He decided to talk to a counselor, an acquaintance from his teaching world. He wanted someone he felt he could trust, but still he wanted some “objectivity.”

The counselor listened attentively, making few comments, asking few questions. When Peter had finished, the counselor said, “I think you are a lucky man and I think you are hungry!”

“Hungry! But I have a freezer full of food and a thriving garden!”

“Ah, but you are in a rut….the rut of contentment. You have satisfied many of your goals. You are successful and now you are being called to something deeper. You are hungry for more….but not in the material sense.”

Isn’t that what Jesus is offering his followers in today’s gospel? He has started at the Kindergarten level. They followed him– they were hungry—he fed them. They had been wide eyed at his miracles and now he had taken five measly loaves and two pitiful fish and fed thousands. They followed him to the other side of the sea, hoping to see more. Could he feed them again?

But now Jesus confronts them. They are looking at him more as a magician that can satisfy all their material needs than anything else. So he moves them up a few grade levels. He challenges them to look for more than earthly food…to work for the heavenly food that endures eternal life. He begins to tell them about the Bread of Life…that the Father, not Moses, fed them in the desert and that now with the Bread of Life they will never be hungry or thirsty again. Of course they are ecstatic to hear this! Tell us more! (This reading is the beginning of St. John’s “Bread of Life Discourse.” In the next three weeks, Jesus will continue to challenge his listeners to prepare them/us for total belief in the Eucharist.)

Now back to Peter. While most of us, like Peter, have never experienced any real physical hunger — at least for any length of time, we do hunger. As in our gospel reading, we need to be lifted from our material hungers into the realm of recognizing our spiritual hungers–and to seek to satisfy that hunger. Of course that hunger can only be satisfied by Christ. Sometimes I think it’s easy to ignore this. We are way too busy chasing our material hungers to even realize that we are spiritually hungry. We know that we must work for our material success. Quite often we “start at the bottom” but with work and perseverance we gradually reach our goals, sighting successes along the way.

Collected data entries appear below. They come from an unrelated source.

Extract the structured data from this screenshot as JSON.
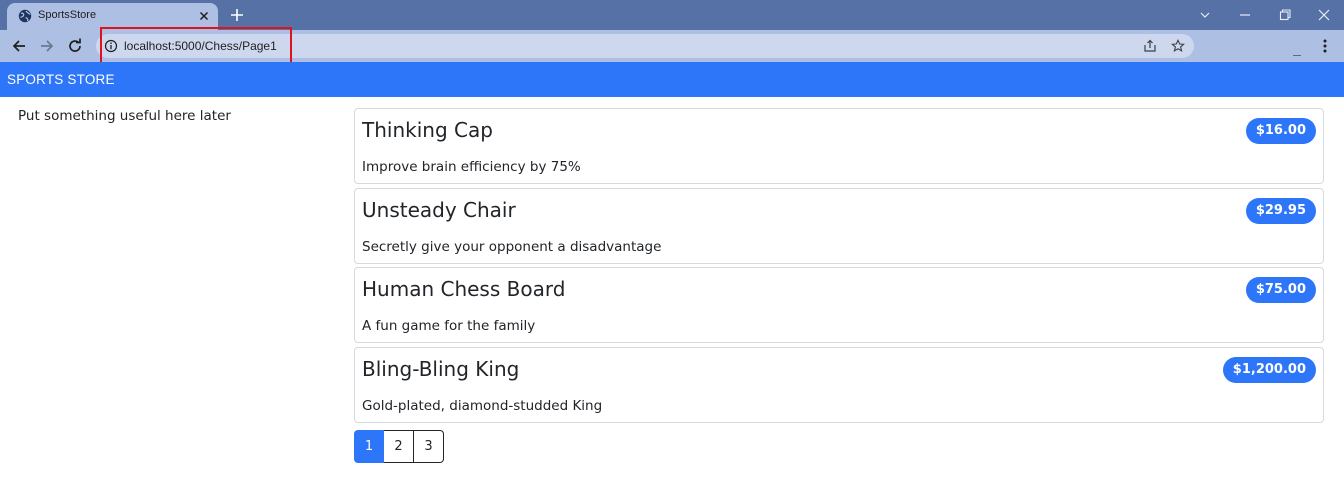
{
  "browser": {
    "tab_title": "SportsStore",
    "url": "localhost:5000/Chess/Page1",
    "icons": [
      "globe-icon",
      "close-icon",
      "plus-icon",
      "chevron-down-icon",
      "minimize-icon",
      "restore-icon",
      "close-window-icon",
      "back-arrow-icon",
      "forward-arrow-icon",
      "reload-icon",
      "info-icon",
      "share-icon",
      "star-icon",
      "kebab-menu-icon"
    ]
  },
  "navbar": {
    "brand": "SPORTS STORE",
    "color": "#2d76f9"
  },
  "sidebar": {
    "text": "Put something useful here later"
  },
  "products": [
    {
      "name": "Thinking Cap",
      "price": "$16.00",
      "description": "Improve brain efficiency by 75%"
    },
    {
      "name": "Unsteady Chair",
      "price": "$29.95",
      "description": "Secretly give your opponent a disadvantage"
    },
    {
      "name": "Human Chess Board",
      "price": "$75.00",
      "description": "A fun game for the family"
    },
    {
      "name": "Bling-Bling King",
      "price": "$1,200.00",
      "description": "Gold-plated, diamond-studded King"
    }
  ],
  "pagination": {
    "pages": [
      "1",
      "2",
      "3"
    ],
    "current": "1"
  },
  "colors": {
    "accent": "#2d76f9",
    "chrome_dark": "#5571a6",
    "chrome_light": "#adbfe3",
    "highlight": "#e0121b"
  }
}
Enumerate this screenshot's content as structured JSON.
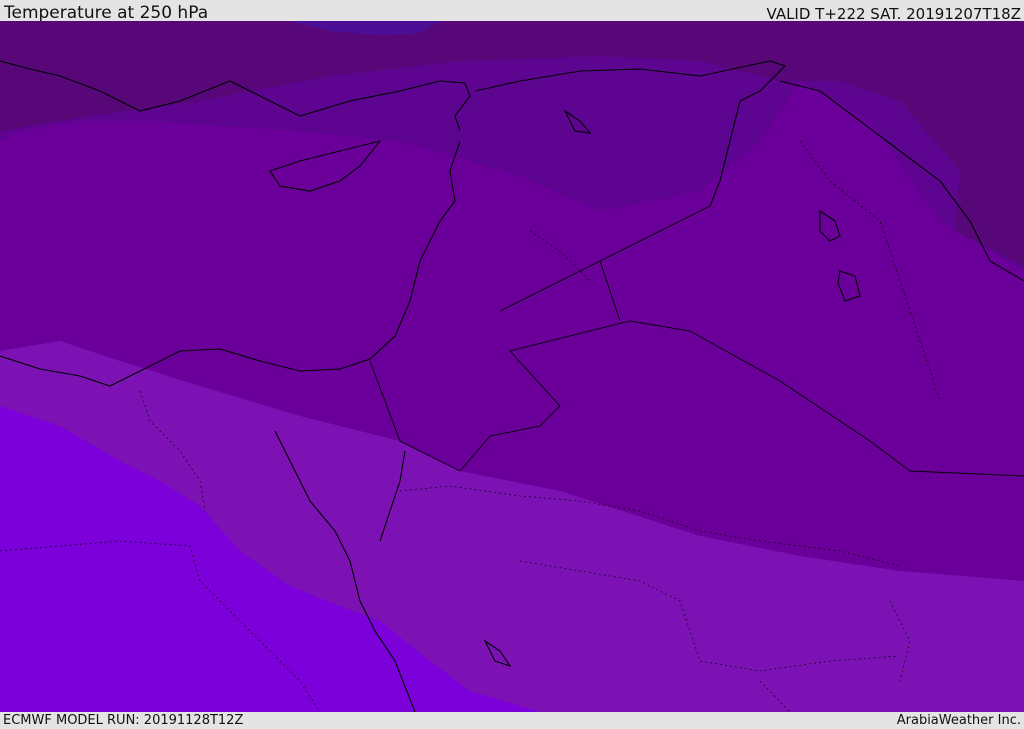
{
  "header": {
    "title": "Temperature at 250 hPa",
    "valid": "VALID T+222 SAT. 20191207T18Z"
  },
  "footer": {
    "model_run": "ECMWF MODEL RUN: 20191128T12Z",
    "credit": "ArabiaWeather Inc."
  },
  "map": {
    "field": "temperature",
    "level": "250 hPa",
    "colors": {
      "band_coldest": "#4a0f96",
      "band_1": "#570778",
      "band_2": "#610691",
      "band_3": "#6a0099",
      "band_4": "#7d12b4",
      "band_warmest": "#7b00d9",
      "coastline": "#000000"
    }
  }
}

Satisfying our spiritual hunger is different; in that we must put aside our material hungers to make time to recognize and satisfy those spiritual hungers: A needed increase of faith, trust, love of our God. Quite often this will lead to increased faith, trust, and love of those around us. We begin to see our neighbors with a new perspective. But like our material hungers, spiritual hungers aren’t satisfied overnight. We begin in “Kindergarten” and grow over time in wisdom, grace, faith, trust, and love. It takes time and  perseverance just like any of our goals. We must never give up and we must look for those “successes” along the way to keep us focused and give us the fortitude to persevere. Christ does draw us closer little by little, and sometime with a great leap! We’ve only to recognize it. And then as we reach what we see as our spiritual goal, we have the opportunity to go even deeper and to grow more.

There is no graduation in our journey to know our Lord better. There is only constant growth and fulfillment of those hungers that fill our soul. No matter what our worldly success, “our hearts are restless until they rest in Him.” (I will leave the source and center of this growth to our writers over the next few weeks!)